Textil-Industrie auf Hightech genäht

Wie bei Norafin in Mildenau setzten die Firmen der ostdeutschen Textil-Industrie auf High-Tech. Foto: Norafin

Wie bei Norafin in Mildenau setzten die Firmen der ostdeutschen Textil-Industrie auf High-Tech.
Foto: Norafin

Textil-Industrie: Erfolg dank High-Tech-Materialien

Tabarz/Chemnitz. Die ostdeutsche Textilindustrie wächst. „Die für die ersten fünf Monate 2016 vorliegenden vorläufigen Ergebnisse stimmen uns optimistisch. Gegenüber dem Vergleichszeitraum des Vorjahres konnten wir beim Gesamtumsatz um rund 1,5 Prozent zulegen; im Export waren es immerhin fast 4 Prozent,“ sagt Bertram Höfer, Hauptgeschäftsführer des Verbandes der Nord-Ostdeutschen Textil- und Bekleidungsindustrie.
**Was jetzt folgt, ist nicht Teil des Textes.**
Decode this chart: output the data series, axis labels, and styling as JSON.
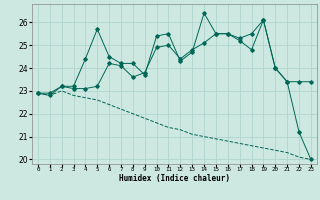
{
  "xlabel": "Humidex (Indice chaleur)",
  "xlim": [
    -0.5,
    23.5
  ],
  "ylim": [
    19.8,
    26.8
  ],
  "yticks": [
    20,
    21,
    22,
    23,
    24,
    25,
    26
  ],
  "xtick_labels": [
    "0",
    "1",
    "2",
    "3",
    "4",
    "5",
    "6",
    "7",
    "8",
    "9",
    "10",
    "11",
    "12",
    "13",
    "14",
    "15",
    "16",
    "17",
    "18",
    "19",
    "20",
    "21",
    "22",
    "23"
  ],
  "bg_color": "#cce8e0",
  "grid_color": "#b0d4cc",
  "line_color": "#006655",
  "line1_y": [
    22.9,
    22.9,
    23.2,
    23.2,
    24.4,
    25.7,
    24.5,
    24.2,
    24.2,
    23.7,
    25.4,
    25.5,
    24.3,
    24.7,
    26.4,
    25.5,
    25.5,
    25.2,
    24.8,
    26.1,
    24.0,
    23.4,
    21.2,
    20.0
  ],
  "line2_y": [
    22.9,
    22.8,
    23.2,
    23.1,
    23.1,
    23.2,
    24.2,
    24.1,
    23.6,
    23.8,
    24.9,
    25.0,
    24.4,
    24.8,
    25.1,
    25.5,
    25.5,
    25.3,
    25.5,
    26.1,
    24.0,
    23.4,
    23.4,
    23.4
  ],
  "line3_y": [
    22.9,
    22.8,
    23.0,
    22.8,
    22.7,
    22.6,
    22.4,
    22.2,
    22.0,
    21.8,
    21.6,
    21.4,
    21.3,
    21.1,
    21.0,
    20.9,
    20.8,
    20.7,
    20.6,
    20.5,
    20.4,
    20.3,
    20.1,
    20.0
  ],
  "fig_width": 3.2,
  "fig_height": 2.0,
  "dpi": 100
}
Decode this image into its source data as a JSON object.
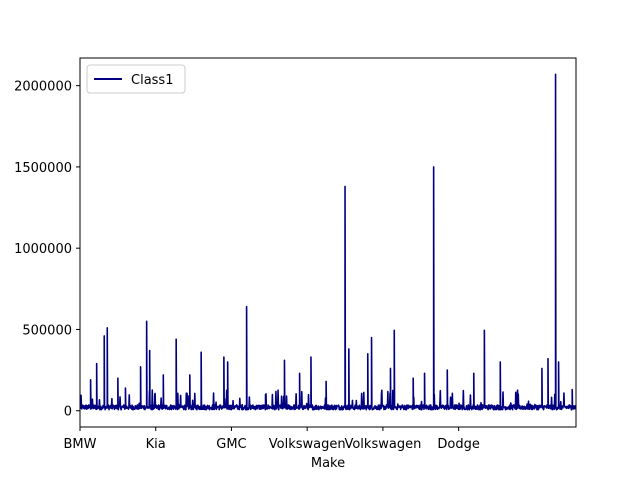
{
  "chart_data": {
    "type": "line",
    "title": "",
    "xlabel": "Make",
    "ylabel": "",
    "x_tick_labels": [
      "BMW",
      "Kia",
      "GMC",
      "Volkswagen",
      "Volkswagen",
      "Dodge"
    ],
    "x_tick_index": [
      0,
      1,
      2,
      3,
      4,
      5
    ],
    "x_range": [
      0,
      6.55
    ],
    "ylim": [
      -100000,
      2170000
    ],
    "y_ticks": [
      0,
      500000,
      1000000,
      1500000,
      2000000
    ],
    "y_tick_labels": [
      "0",
      "500000",
      "1000000",
      "1500000",
      "2000000"
    ],
    "grid": false,
    "legend_position": "top-left",
    "series": [
      {
        "name": "Class1",
        "color": "#000080",
        "baseline": 20000,
        "peaks": [
          {
            "x": 0.14,
            "y": 190000
          },
          {
            "x": 0.22,
            "y": 290000
          },
          {
            "x": 0.32,
            "y": 460000
          },
          {
            "x": 0.36,
            "y": 510000
          },
          {
            "x": 0.5,
            "y": 200000
          },
          {
            "x": 0.6,
            "y": 140000
          },
          {
            "x": 0.8,
            "y": 270000
          },
          {
            "x": 0.88,
            "y": 550000
          },
          {
            "x": 0.92,
            "y": 370000
          },
          {
            "x": 1.1,
            "y": 220000
          },
          {
            "x": 1.27,
            "y": 440000
          },
          {
            "x": 1.45,
            "y": 220000
          },
          {
            "x": 1.6,
            "y": 360000
          },
          {
            "x": 1.9,
            "y": 330000
          },
          {
            "x": 1.95,
            "y": 300000
          },
          {
            "x": 2.2,
            "y": 640000
          },
          {
            "x": 2.45,
            "y": 100000
          },
          {
            "x": 2.7,
            "y": 310000
          },
          {
            "x": 2.9,
            "y": 230000
          },
          {
            "x": 3.05,
            "y": 330000
          },
          {
            "x": 3.25,
            "y": 180000
          },
          {
            "x": 3.5,
            "y": 1380000
          },
          {
            "x": 3.55,
            "y": 380000
          },
          {
            "x": 3.8,
            "y": 350000
          },
          {
            "x": 3.85,
            "y": 450000
          },
          {
            "x": 4.1,
            "y": 260000
          },
          {
            "x": 4.15,
            "y": 495000
          },
          {
            "x": 4.4,
            "y": 200000
          },
          {
            "x": 4.55,
            "y": 230000
          },
          {
            "x": 4.67,
            "y": 1500000
          },
          {
            "x": 4.85,
            "y": 250000
          },
          {
            "x": 5.2,
            "y": 230000
          },
          {
            "x": 5.34,
            "y": 495000
          },
          {
            "x": 5.55,
            "y": 300000
          },
          {
            "x": 6.1,
            "y": 260000
          },
          {
            "x": 6.18,
            "y": 320000
          },
          {
            "x": 6.28,
            "y": 2070000
          },
          {
            "x": 6.32,
            "y": 300000
          },
          {
            "x": 6.5,
            "y": 130000
          }
        ]
      }
    ]
  }
}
Auf der Jahrsmitgliederversammlung in Tabarz zieht er Bilanz. Höfer: „Die vergangene Woche in Chemnitz über die Bühne gegangene Fachmesse mtex+ hat eindrucksvoll gezeigt, wohin die Reise bei Hightech-Textilien und textilen Verbundstoffen geht. Immer mehr Produkt- und Verfahrensentwickler in anderen Branchen erkennen die Vorzüge der leichten, flexiblen und robusten textilen Materialien, die in der Regel mit mehreren Zusatzfunktionen ausgestattet sind.“

Bertram Höfer. Foto: vti

Bertram Höfer. Foto: vti

Dabei arbeiten die Firmen enge mit Forschungsinstituten, Universitäten, Hochschulen und Berufsausbildungseinrichtungen zusammen. Höfer: „Um unsere Branche noch stärker zu machen, haben wir eine Kooperationsvereinbarung mit unserem Partnerverband ATOK in Prag abgeschlossen.
Tschechien verfügt über eine sehr moderne Textilindustrie, so dass vorteilhafte Bedingungen für die grenzüberschreitende Zusammenarbeit existieren. Das wurde bei einem deutsch-tschechischen Textilunternehmer-Treffen während der mtex+ in Chemnitz sehr deutlich.“

Das größte Problem der Branche: Fachkräftemangel.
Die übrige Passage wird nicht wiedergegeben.